Engaged Pedagogy within the Neoliberal University


Jade Da Costa, University of Guelph

From September 2016 to April 2023, I acted as a teacher’s assistant (TA) for the department of Sociology at York University. For the courses that I assisted, undergraduate students were asked to complete two ten-percent assignments that were entirely designed by their TA. In the winter of 2020, I began assigning the Student Choice Project as one of my tutorial activities. The design of the project is as named: students are asked to choose a platform through which they can explore and apply course material. The only requirement is that students must select a platform that is either creative and/or personalized.
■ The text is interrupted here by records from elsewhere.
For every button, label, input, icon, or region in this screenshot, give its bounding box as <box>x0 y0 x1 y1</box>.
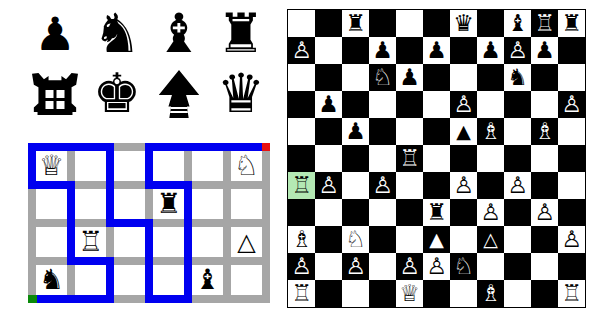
board-cell[interactable]: ♟ <box>477 37 504 64</box>
white-pawn: ♙ <box>345 255 366 278</box>
board-cell[interactable] <box>315 199 342 226</box>
board-cell[interactable]: ♟ <box>369 37 396 64</box>
board-cell[interactable]: ♘ <box>369 64 396 91</box>
maze-piece-white-queen: ♕ <box>36 151 67 181</box>
white-pawn: ♙ <box>453 174 474 197</box>
board-cell[interactable] <box>288 91 315 118</box>
board-cell[interactable] <box>450 145 477 172</box>
board-cell[interactable] <box>315 145 342 172</box>
board-cell[interactable] <box>504 226 531 253</box>
board-cell[interactable] <box>342 199 369 226</box>
board-cell[interactable] <box>396 37 423 64</box>
board-cell[interactable]: ♛ <box>450 10 477 37</box>
black-pawn: ♟ <box>372 39 393 62</box>
board-cell[interactable]: ♞ <box>504 64 531 91</box>
white-rook: ♖ <box>399 147 420 170</box>
board-cell[interactable]: ♟ <box>342 118 369 145</box>
board-cell[interactable] <box>342 64 369 91</box>
board-cell[interactable]: ♖ <box>288 280 315 307</box>
board-cell[interactable] <box>342 145 369 172</box>
maze-piece-black-knight: ♞ <box>36 265 67 295</box>
black-pawn: ♟ <box>534 39 555 62</box>
board-cell[interactable]: ♙ <box>423 253 450 280</box>
piece-legend-panel: ♟♞♝♜♚♛ <box>24 4 276 126</box>
board-cell[interactable]: ♙ <box>504 172 531 199</box>
board-cell[interactable] <box>531 64 558 91</box>
maze-piece-black-bishop: ♝ <box>192 265 223 295</box>
white-queen: ♕ <box>399 282 420 305</box>
board-cell[interactable] <box>369 145 396 172</box>
board-cell[interactable] <box>558 253 585 280</box>
white-bishop: ♗ <box>480 120 501 143</box>
board-cell[interactable]: ♙ <box>369 172 396 199</box>
board-cell[interactable] <box>423 91 450 118</box>
board-cell[interactable] <box>396 10 423 37</box>
white-pawn: ♙ <box>534 201 555 224</box>
board-cell[interactable]: ♙ <box>531 199 558 226</box>
board-cell[interactable]: ♙ <box>450 172 477 199</box>
maze-piece-white-archer: △ <box>231 227 262 257</box>
board-cell[interactable] <box>396 91 423 118</box>
maze-solution-path-segment <box>184 181 192 303</box>
board-cell[interactable] <box>531 253 558 280</box>
white-knight: ♘ <box>372 66 393 89</box>
board-cell[interactable] <box>504 91 531 118</box>
board-cell[interactable] <box>531 172 558 199</box>
board-cell[interactable] <box>369 118 396 145</box>
white-knight: ♘ <box>345 228 366 251</box>
board-cell[interactable]: ♜ <box>558 10 585 37</box>
maze-piece-white-knight: ♘ <box>231 151 262 181</box>
black-tower: ♜ <box>426 201 447 224</box>
board-cell[interactable]: ♗ <box>477 280 504 307</box>
black-archer: ▲ <box>429 230 444 249</box>
board-cell[interactable]: ♜ <box>342 10 369 37</box>
board-cell[interactable]: ♙ <box>342 253 369 280</box>
black-rook-icon: ♜ <box>217 7 265 61</box>
board-cell[interactable]: ♘ <box>342 226 369 253</box>
white-pawn: ♙ <box>426 255 447 278</box>
board-cell[interactable] <box>342 172 369 199</box>
board-cell[interactable] <box>369 199 396 226</box>
board-cell[interactable] <box>288 64 315 91</box>
board-cell[interactable] <box>423 64 450 91</box>
board-cell[interactable] <box>558 64 585 91</box>
board-cell[interactable] <box>315 226 342 253</box>
white-pawn: ♙ <box>291 255 312 278</box>
board-cell[interactable] <box>450 280 477 307</box>
board-cell[interactable] <box>504 253 531 280</box>
board-cell[interactable]: ♖ <box>558 280 585 307</box>
board-cell-highlighted[interactable]: ♖ <box>288 172 315 199</box>
maze-goal-marker <box>262 143 270 151</box>
board-cell[interactable] <box>558 118 585 145</box>
board-cell[interactable] <box>369 10 396 37</box>
board-cell[interactable] <box>477 145 504 172</box>
board-cell[interactable]: ♗ <box>288 226 315 253</box>
black-queen-icon: ♛ <box>217 67 265 121</box>
black-pawn: ♟ <box>345 120 366 143</box>
white-pawn: ♙ <box>318 174 339 197</box>
board-cell[interactable] <box>531 226 558 253</box>
black-archer: ▲ <box>456 122 471 141</box>
board-cell[interactable] <box>315 118 342 145</box>
board-cell[interactable] <box>558 172 585 199</box>
black-bishop: ♝ <box>507 12 528 35</box>
board-cell[interactable]: ♙ <box>504 37 531 64</box>
board-cell[interactable] <box>369 91 396 118</box>
white-pawn: ♙ <box>291 39 312 62</box>
board-cell[interactable] <box>369 253 396 280</box>
black-pawn: ♟ <box>480 39 501 62</box>
black-king-icon: ♚ <box>93 67 141 121</box>
black-rook: ♜ <box>345 12 366 35</box>
black-pawn: ♟ <box>426 39 447 62</box>
board-cell[interactable] <box>450 226 477 253</box>
board-cell[interactable] <box>315 64 342 91</box>
black-pawn: ♟ <box>318 93 339 116</box>
white-pawn: ♙ <box>561 228 582 251</box>
board-cell[interactable]: ♟ <box>396 64 423 91</box>
board-cell[interactable] <box>504 145 531 172</box>
maze-panel: ♕♘♜♖△♞♝ <box>28 143 270 303</box>
white-rook: ♖ <box>291 282 312 305</box>
board-cell[interactable]: ♜ <box>423 199 450 226</box>
board-cell[interactable] <box>477 10 504 37</box>
board-cell[interactable]: ♗ <box>531 118 558 145</box>
board-cell[interactable] <box>396 118 423 145</box>
board-cell[interactable] <box>288 145 315 172</box>
board-cell[interactable] <box>423 280 450 307</box>
maze-solution-path-segment <box>28 295 114 303</box>
board-cell[interactable] <box>288 199 315 226</box>
board-cell[interactable]: ♙ <box>396 253 423 280</box>
board-cell[interactable] <box>396 199 423 226</box>
board-cell[interactable]: ♙ <box>288 253 315 280</box>
maze-piece-black-rook: ♜ <box>153 189 184 219</box>
board-cell[interactable] <box>531 145 558 172</box>
white-rook: ♖ <box>561 282 582 305</box>
black-knight-icon: ♞ <box>93 7 141 61</box>
maze-solution-path-segment <box>67 181 75 265</box>
maze-piece-white-rook: ♖ <box>75 227 106 257</box>
board-cell[interactable]: ♙ <box>450 91 477 118</box>
board-cell[interactable]: ▲ <box>450 118 477 145</box>
black-archer-icon <box>157 70 201 118</box>
white-archer: △ <box>483 230 498 249</box>
board-cell[interactable] <box>477 64 504 91</box>
board-cell[interactable] <box>423 172 450 199</box>
board-cell[interactable]: ♟ <box>531 37 558 64</box>
maze-solution-path-segment <box>106 143 114 227</box>
black-pawn-icon: ♟ <box>34 11 75 57</box>
board-cell[interactable]: ♟ <box>423 37 450 64</box>
board-cell[interactable]: ♙ <box>477 199 504 226</box>
board-cell[interactable] <box>477 91 504 118</box>
board-cell[interactable] <box>342 37 369 64</box>
archer-stripe <box>170 111 188 113</box>
board-cell[interactable]: ♗ <box>477 118 504 145</box>
white-bishop: ♗ <box>480 282 501 305</box>
archer-stripe <box>170 107 188 109</box>
white-pawn: ♙ <box>507 174 528 197</box>
white-pawn: ♙ <box>507 39 528 62</box>
board-cell[interactable] <box>369 226 396 253</box>
white-pawn: ♙ <box>372 174 393 197</box>
board-cell[interactable]: ♙ <box>558 226 585 253</box>
board-cell[interactable] <box>423 10 450 37</box>
tower-windows <box>46 90 65 109</box>
board-cell[interactable] <box>315 10 342 37</box>
board-cell[interactable] <box>369 280 396 307</box>
board-cell[interactable] <box>450 37 477 64</box>
board-cell[interactable] <box>558 145 585 172</box>
white-tower: ♖ <box>534 12 555 35</box>
board-cell[interactable]: ♕ <box>396 280 423 307</box>
board-cell[interactable]: ▲ <box>423 226 450 253</box>
board-cell[interactable] <box>504 118 531 145</box>
black-tower-icon <box>32 73 78 115</box>
board-cell[interactable] <box>558 37 585 64</box>
white-pawn: ♙ <box>561 93 582 116</box>
white-bishop: ♗ <box>291 228 312 251</box>
maze-solution-path-segment <box>145 219 153 303</box>
black-queen: ♛ <box>453 12 474 35</box>
board-cell[interactable] <box>450 199 477 226</box>
white-pawn: ♙ <box>399 255 420 278</box>
board-cell[interactable] <box>396 226 423 253</box>
board-cell[interactable]: ♖ <box>531 10 558 37</box>
board-cell[interactable] <box>423 118 450 145</box>
board-cell[interactable]: ♘ <box>450 253 477 280</box>
white-knight: ♘ <box>453 255 474 278</box>
board-cell[interactable] <box>315 37 342 64</box>
board-cell[interactable] <box>315 280 342 307</box>
board-cell[interactable] <box>450 64 477 91</box>
board-cell[interactable]: △ <box>477 226 504 253</box>
board-cell[interactable]: ♙ <box>288 37 315 64</box>
board-cell[interactable] <box>315 253 342 280</box>
screenshot-stage: ♟♞♝♜♚♛ ♕♘♜♖△♞♝ ♜♛♝♖♜♙♟♟♟♙♟♘♟♞♟♙♙♟▲♗♗♖♖♙♙… <box>0 0 600 314</box>
board-cell[interactable]: ♙ <box>558 91 585 118</box>
board-cell[interactable] <box>477 253 504 280</box>
board-cell[interactable] <box>342 91 369 118</box>
white-pawn: ♙ <box>480 201 501 224</box>
white-tower: ♖ <box>291 174 312 197</box>
board-cell[interactable] <box>423 145 450 172</box>
board-cell[interactable] <box>288 10 315 37</box>
white-bishop: ♗ <box>534 120 555 143</box>
chess-board: ♜♛♝♖♜♙♟♟♟♙♟♘♟♞♟♙♙♟▲♗♗♖♖♙♙♙♙♜♙♙♗♘▲△♙♙♙♙♙♘… <box>287 9 586 308</box>
board-cell[interactable] <box>504 199 531 226</box>
board-cell[interactable]: ♝ <box>504 10 531 37</box>
board-cell[interactable] <box>504 280 531 307</box>
black-pawn: ♟ <box>399 66 420 89</box>
board-cell[interactable] <box>531 280 558 307</box>
black-bishop-icon: ♝ <box>155 7 203 61</box>
maze-start-marker <box>28 295 37 303</box>
board-cell[interactable] <box>342 280 369 307</box>
board-cell[interactable]: ♖ <box>396 145 423 172</box>
black-knight: ♞ <box>507 66 528 89</box>
white-pawn: ♙ <box>453 93 474 116</box>
board-cell[interactable] <box>558 199 585 226</box>
board-cell[interactable]: ♟ <box>315 91 342 118</box>
board-cell[interactable] <box>531 91 558 118</box>
board-cell[interactable] <box>288 118 315 145</box>
black-rook: ♜ <box>561 12 582 35</box>
board-cell[interactable] <box>477 172 504 199</box>
board-cell[interactable] <box>396 172 423 199</box>
board-cell[interactable]: ♙ <box>315 172 342 199</box>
I have received countless submissions of wonder, art, and beauty since first assigning the Student Choice Project four years ago and consider the overall success of these assignments to be a testament to the project’s inspiration: bell hooks’ (1994) engaged pedagogy. Yet, I would be amiss if I said that students did not struggle with the project. I have found myself having to repeatedly assure students that they would not be penalized for their creativity or alternative thinking. Many seem to feel that the project’s intentional accessibility was a trick, whereas others found the agency of the project to be overwhelming, if not debilitating. Overtime, I have come to regard these reactions for what they are: symptoms of the neoliberal university (Mintz, 2021). Within this educational climate, emergent students and scholars are trained to follow strict, bureaucratic guidelines that not only encourage them to fear agency, but to disavow their embodied experiences and creative energies as legitimate sources of knowledge. Taking this realization as my point of entry, I explore what it means to do engaged pedagogy within a postsecondary climate that is increasingly defined by neoliberalism.